Disrupting Aircraft Design and Production Written 25 June 2018
Panelists: Moderator Juan Alonso, professor of aeronautics and astronautics, Stanford University; Rodin Lyasoff, CEO, A^3 by Airbus; Jack O’Banion, vice president of strategy and customer requirements, Advanced Development Programs, Lockheed Martin; Pradeep Fernandes, managing director of disruptive horizons, Boeing HorizonX; Ilan Kroo, Thomas V. Jones professor of engineering, Department of Aeronautics and Astronautics, Stanford University
by Tom Risen, Aerospace America staff reporter (2017-2018)
Companies must rely on new tools for design and development to meet shifting consumer demand with new types of aircraft, including electric vertical takeoff and landing, or eVTOL, vehicles, a group of executives and academics said June 25 during the “New Paradigms in Aviation” panel at the 2018 AIAA AVIATION Forum in Atlanta.
Maturing technologies, including autonomy and increased battery density, give companies opportunity to create “a new layer of transportation” not possible a few years ago, said Pradeep Fernandes, managing director of disruptive horizons at Boeing HorizonX, an arm of Boeing he said exists to “beat our own game.”
The challenge for the aircraft industry, Fernandes said, is to pursue better fuel efficiency, better maintenance costs and lower crew operating costs for a new layer of transportation.
“If you cannot do that, you need a new unique capability that today’s system cannot provide,” he said.

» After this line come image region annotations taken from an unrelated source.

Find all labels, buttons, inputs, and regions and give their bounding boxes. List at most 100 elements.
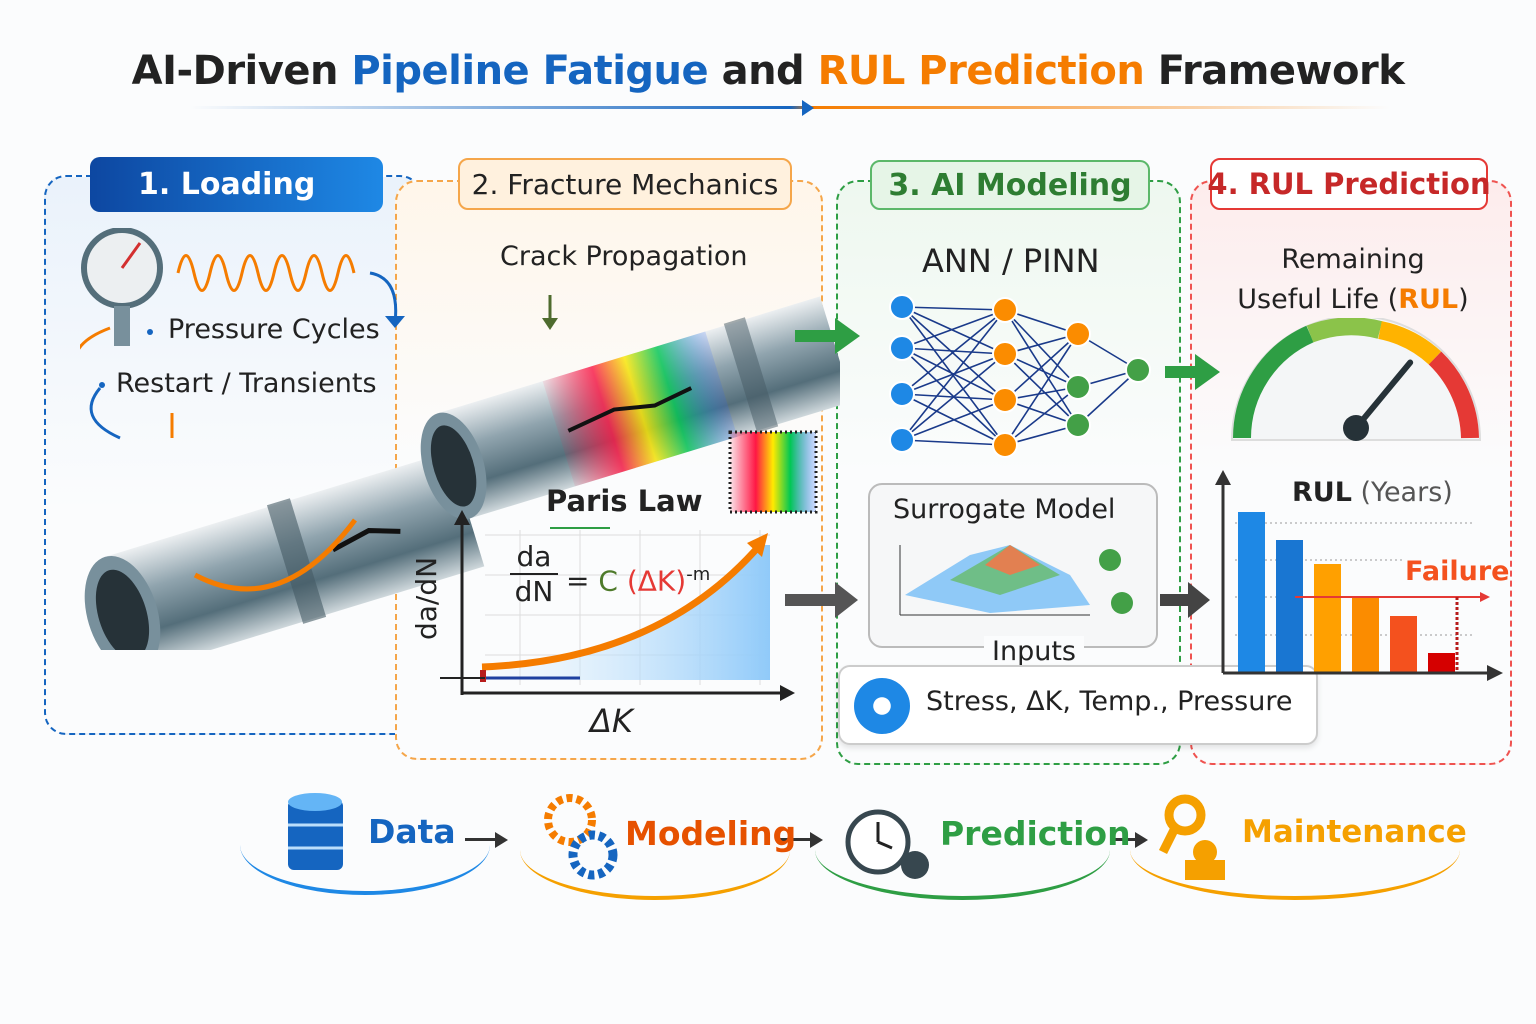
inputs-label: Inputs bbox=[984, 636, 1084, 667]
step-number: 1. bbox=[138, 167, 171, 202]
nn-connection bbox=[901, 399, 1006, 441]
nn-connection bbox=[901, 306, 1006, 401]
flow-label-data: Data bbox=[368, 812, 456, 851]
nn-connection bbox=[1004, 353, 1079, 388]
gears-icon bbox=[544, 794, 618, 880]
pressure-wave bbox=[176, 254, 356, 292]
eq-c: C bbox=[598, 564, 618, 598]
rul-gauge bbox=[1230, 318, 1482, 441]
nn-node bbox=[889, 381, 915, 407]
nn-node bbox=[1125, 357, 1151, 383]
paris-curve bbox=[481, 542, 763, 671]
rul-bar bbox=[1428, 653, 1455, 673]
paris-law-title: Paris Law bbox=[546, 484, 703, 518]
rul-bar bbox=[1390, 616, 1417, 673]
pressure-cycles-label: Pressure Cycles bbox=[168, 314, 380, 345]
title-part: AI-Driven bbox=[131, 48, 352, 94]
nn-node bbox=[992, 432, 1018, 458]
rul-line2b: RUL bbox=[1398, 284, 1459, 315]
area-under-curve bbox=[485, 545, 770, 680]
flow-icons bbox=[288, 793, 1225, 880]
nn-node bbox=[992, 297, 1018, 323]
nn-node bbox=[889, 427, 915, 453]
nn-connection bbox=[901, 439, 1006, 446]
flow-label-maintenance: Maintenance bbox=[1242, 814, 1467, 850]
flow-data bbox=[240, 795, 490, 895]
eq-denominator: dN bbox=[510, 573, 558, 608]
page-title: AI-Driven Pipeline Fatigue and RUL Predi… bbox=[0, 48, 1536, 94]
surrogate-surface bbox=[899, 545, 1133, 616]
nn-connection bbox=[1077, 369, 1139, 426]
eq-numerator: da bbox=[516, 540, 552, 573]
rul-bar bbox=[1314, 564, 1341, 673]
failure-label: Failure bbox=[1405, 556, 1510, 587]
clock-icon bbox=[845, 809, 929, 879]
rul-chart-title-b: (Years) bbox=[1351, 477, 1453, 508]
gauge-needle bbox=[1353, 359, 1414, 431]
flow-label-prediction: Prediction bbox=[940, 814, 1131, 853]
nn-node bbox=[992, 341, 1018, 367]
paris-law-chart bbox=[440, 510, 795, 701]
step-title: Loading bbox=[180, 167, 316, 202]
x-axis-label: ΔK bbox=[590, 702, 633, 740]
nn-connection bbox=[1004, 309, 1079, 388]
nn-connection bbox=[1004, 386, 1079, 446]
nn-node bbox=[1065, 412, 1091, 438]
eq-dk: (ΔK) bbox=[626, 564, 687, 598]
loading-header: 1. Loading bbox=[90, 157, 383, 212]
flow-prediction bbox=[815, 800, 1110, 900]
inputs-box bbox=[838, 665, 1318, 745]
title-part: RUL Prediction bbox=[817, 48, 1145, 94]
nn-node bbox=[1065, 321, 1091, 347]
eq-equals: = bbox=[566, 564, 590, 598]
neural-network bbox=[889, 294, 1151, 458]
restart-transients-label: Restart / Transients bbox=[116, 368, 377, 399]
eq-exponent: -m bbox=[686, 564, 711, 585]
inputs-list: Stress, ΔK, Temp., Pressure bbox=[926, 686, 1293, 717]
nn-node bbox=[889, 294, 915, 320]
nn-connection bbox=[901, 353, 1006, 441]
title-part: Pipeline Fatigue bbox=[351, 48, 709, 94]
crack-propagation-label: Crack Propagation bbox=[500, 241, 748, 272]
rul-bar bbox=[1352, 596, 1379, 673]
ann-pinn-label: ANN / PINN bbox=[922, 242, 1100, 280]
flow-label-modeling: Modeling bbox=[625, 814, 797, 853]
rul-bar bbox=[1238, 512, 1265, 673]
rul-bar-chart bbox=[1215, 470, 1503, 681]
remaining-useful-life-label: Remaining Useful Life (RUL) bbox=[1200, 240, 1506, 320]
wrench-icon bbox=[1158, 794, 1225, 880]
ai-header: 3. AI Modeling bbox=[870, 160, 1150, 210]
rul-bar bbox=[1276, 540, 1303, 673]
rul-line2c: ) bbox=[1458, 284, 1469, 315]
surrogate-model-label: Surrogate Model bbox=[893, 494, 1116, 525]
nn-connection bbox=[901, 306, 1006, 355]
title-underline bbox=[190, 100, 1390, 116]
nn-connection bbox=[901, 309, 1006, 349]
fracture-header: 2. Fracture Mechanics bbox=[458, 158, 792, 210]
flow-maintenance bbox=[1130, 800, 1460, 900]
nn-connection bbox=[901, 309, 1006, 395]
equation-rhs: = C (ΔK)-m bbox=[566, 564, 710, 597]
title-part: and bbox=[708, 48, 818, 94]
y-axis-label: da/dN bbox=[410, 556, 443, 640]
fea-inset bbox=[728, 430, 818, 514]
nn-node bbox=[992, 387, 1018, 413]
pipeline-illustration bbox=[84, 295, 840, 650]
nn-connection bbox=[901, 309, 1006, 441]
nn-connection bbox=[1004, 333, 1079, 446]
restart-arrow bbox=[89, 387, 121, 440]
orange-arrow bbox=[193, 518, 357, 592]
gear-input-icon bbox=[854, 678, 910, 734]
rul-line1: Remaining bbox=[1281, 244, 1425, 275]
flow-modeling bbox=[520, 800, 790, 900]
rul-chart-title: RUL (Years) bbox=[1292, 477, 1453, 508]
rul-chart-title-a: RUL bbox=[1292, 477, 1352, 508]
nn-node bbox=[889, 335, 915, 361]
nn-node bbox=[1065, 374, 1091, 400]
panel-arrows bbox=[785, 318, 1220, 618]
loading-graphics bbox=[80, 228, 405, 440]
equation-fraction: da dN bbox=[510, 540, 558, 608]
title-part: Framework bbox=[1144, 48, 1405, 94]
crack bbox=[567, 386, 693, 433]
nn-connection bbox=[901, 306, 1006, 311]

Fernandes cited Boeing’s ecoDemonstrator program — which test flies new technologies, including plant-based biofuel, every year on a commercial airliner — and referred to the eVTOL vehicle being test flown by Aurora Flight Sciences, the Virginia-based company acquired by Boeing last year. Aurora Flight Sciences CEO John Langford is the president of AIAA.
New eVTOL aircraft promise a market for electric flight for commutes from a city to the suburbs by being cleaner and quieter than conventional helicopters, said Rodin Lyasoff, CEO of Silicon Valley-based A^3 by Airbus. The eVTOL aircraft being test flown by A^3 is the Vahana, which will begin test flights to transition from vertical to horizontal flight in August, according to a spokeswoman for the company.
Improvements in automation have made automated assembly lines less costly in car manufacturing factories, Lyasoff said, adding he is curious what can be leveraged from that industry method when eVTOL vehicles such as the Vahana complete the testing and regulation stages and are ready for mass production.
Additive manufacturing is another increasingly mainstream production method that promises lower costs and easier creation of aircraft parts in complex shapes, but “it has to be done with significant care,” said Jack O’Banion, vice president of strategy and customer requirements with Advanced Development Programs at Lockheed Martin, also known as Lockheed Martin Skunk Works.
The challenge for additive manufacturing of aircraft parts is certifying them for safety with regulators, O’Banion said, calling certification “a whole science in itself.”“It has opened avenues of design that weren’t there before,” O’Banion said of additive manufacturing. “We are able to create new propulsion systems and other things that would have been impossible to machine a part to do.”